А он-то все гордился своим мужеством, своей прямотой, высмеивал тех, кто проявлял слабость, робость. Но вот и он, человек, изменил людям. Он презирал себя, он стыдился себя. Дом, в котором он жил, свет его, тепло, которое его согревало, — все превратилось в щепу, в сыпучий сухой песок.
Дружба с Чепыжиным, любовь к дочери, привязанность к жене, его безнадежная любовь к Марье Ивановне — его человеческий грех и человеческое счастье, его труд, его прекрасная наука, его любовь к матери и плач о ней, — все ушло из его души.
Ради чего совершил он страшный грех? Все в мире ничтожно по сравнению с тем, что он потерял. Все ничтожно по сравнению с правдой, чистотой маленького человека, — и царство, раскинувшееся от Тихого океана до Черного моря, и наука.

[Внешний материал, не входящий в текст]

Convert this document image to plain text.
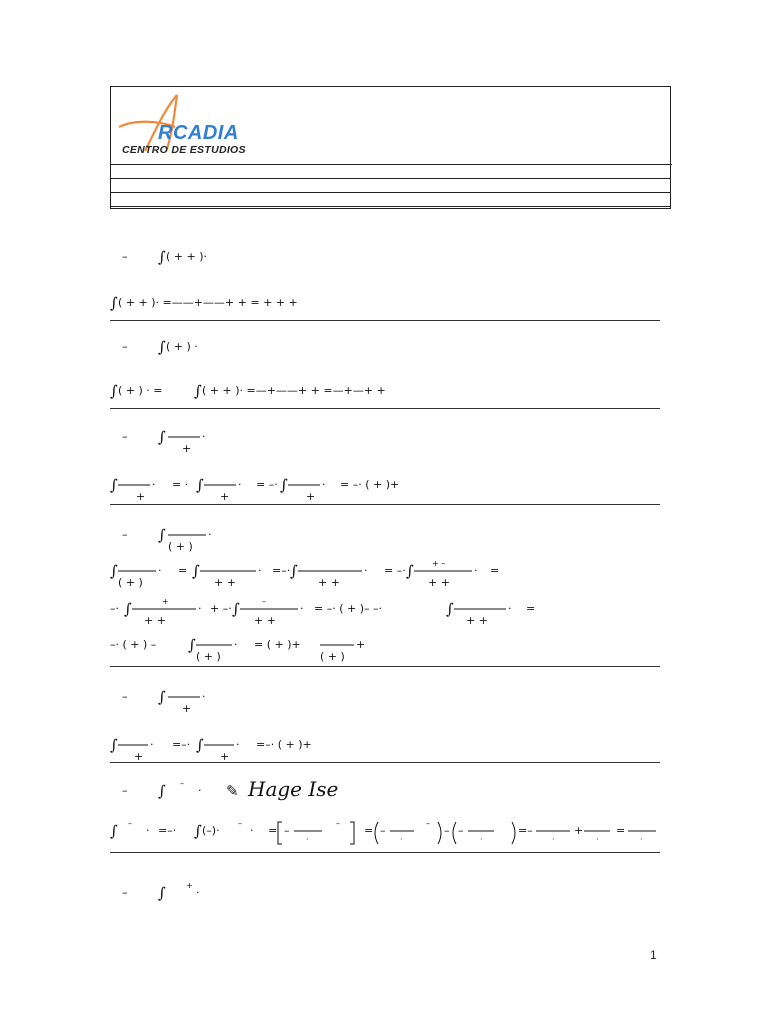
RCADIA
CENTRO DE ESTUDIOS
– ∫ ( + + )·
∫ ( + + )· =——+——+ + = + + +
– ∫ ( + ) ·
∫ ( + ) · = ∫ ( + + )· =—+——+ + =—+—+ +
– ∫	·
+
∫	·
+
= · ∫	·
+
= –· ∫	·
+
= –· ( + )+
– ∫	·
( + )
∫	·
( + )
= ∫	·
+ +
=–· ∫	·
+ +
= –· ∫ + –
·
+ +
=
–· ∫	+
·
+ +
+ –· ∫	–
·
+ +
= –· ( + )– –·	∫	·
+ +
=
–· ( + ) – ∫	·
( + )
= ( + )+	+
( + )
– ∫	·
+
∫	·
+
=–· ∫	·
+
=–· ( + )+
– ∫ –
· ✎ Hage Ise
∫ –
· =–· ∫ (–)·
–
· = –
·
–
= –
·
–
– –
·
=–
·
+
·
=
·
– ∫	+
·
1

С ясностью он увидел, что еще не поздно, есть в нем еще сила поднять голову, остаться сыном своей матери.
Он не будет искать себе утешений, оправданий. Пусть то плохое, жалкое, подлое, что он сделал, всегда будет ему укором, всю жизнь: день и ночь напоминает ему о себе. Нет, нет, нет! Не к подвигу надо стремиться, не к тому, чтобы гордиться и кичиться этим подвигом.
Каждый день, каждый час, из года в год, нужно вести борьбу за свое право быть человеком, быть добрым и чистым. И в этой борьбе не должно быть ни гордости, ни тщеславия, одно лишь смирение. А если в страшное время придет безвыходный час, человек не должен бояться смерти, не должен бояться, если хочет остаться человеком.
— Ну что ж, посмотрим, — сказал он, — может быть, и хватит у меня силы. Мама, мама, твоей силы.
57
Вечера на хуторе близ Лубянки…
После допросов Крымов лежал на койке, стонал, думал, говорил с Каценеленбогеном.
Теперь Крымову уже не казались невероятными сводившие с ума признания Бухарина и Рыкова, Каменева и Зиновьева, процесс троцкистов, право-левацких центров, судьба Бубнова, Муралова, Шляпникова. С живого тела революции сдиралась кожа, в нее хотело рядиться новое время, а кровавое живое мясо, дымящиеся внутренности пролетарской революции шли на свалку, новое время не нуждалось в них. Нужна была шкура революции, эту шкуру и сдирали с живых людей. Те, кто натягивали на себя шкуру революции, говорили ее словами, повторяли ее жесты, но имели другой мозг, другие легкие, печень, глаза.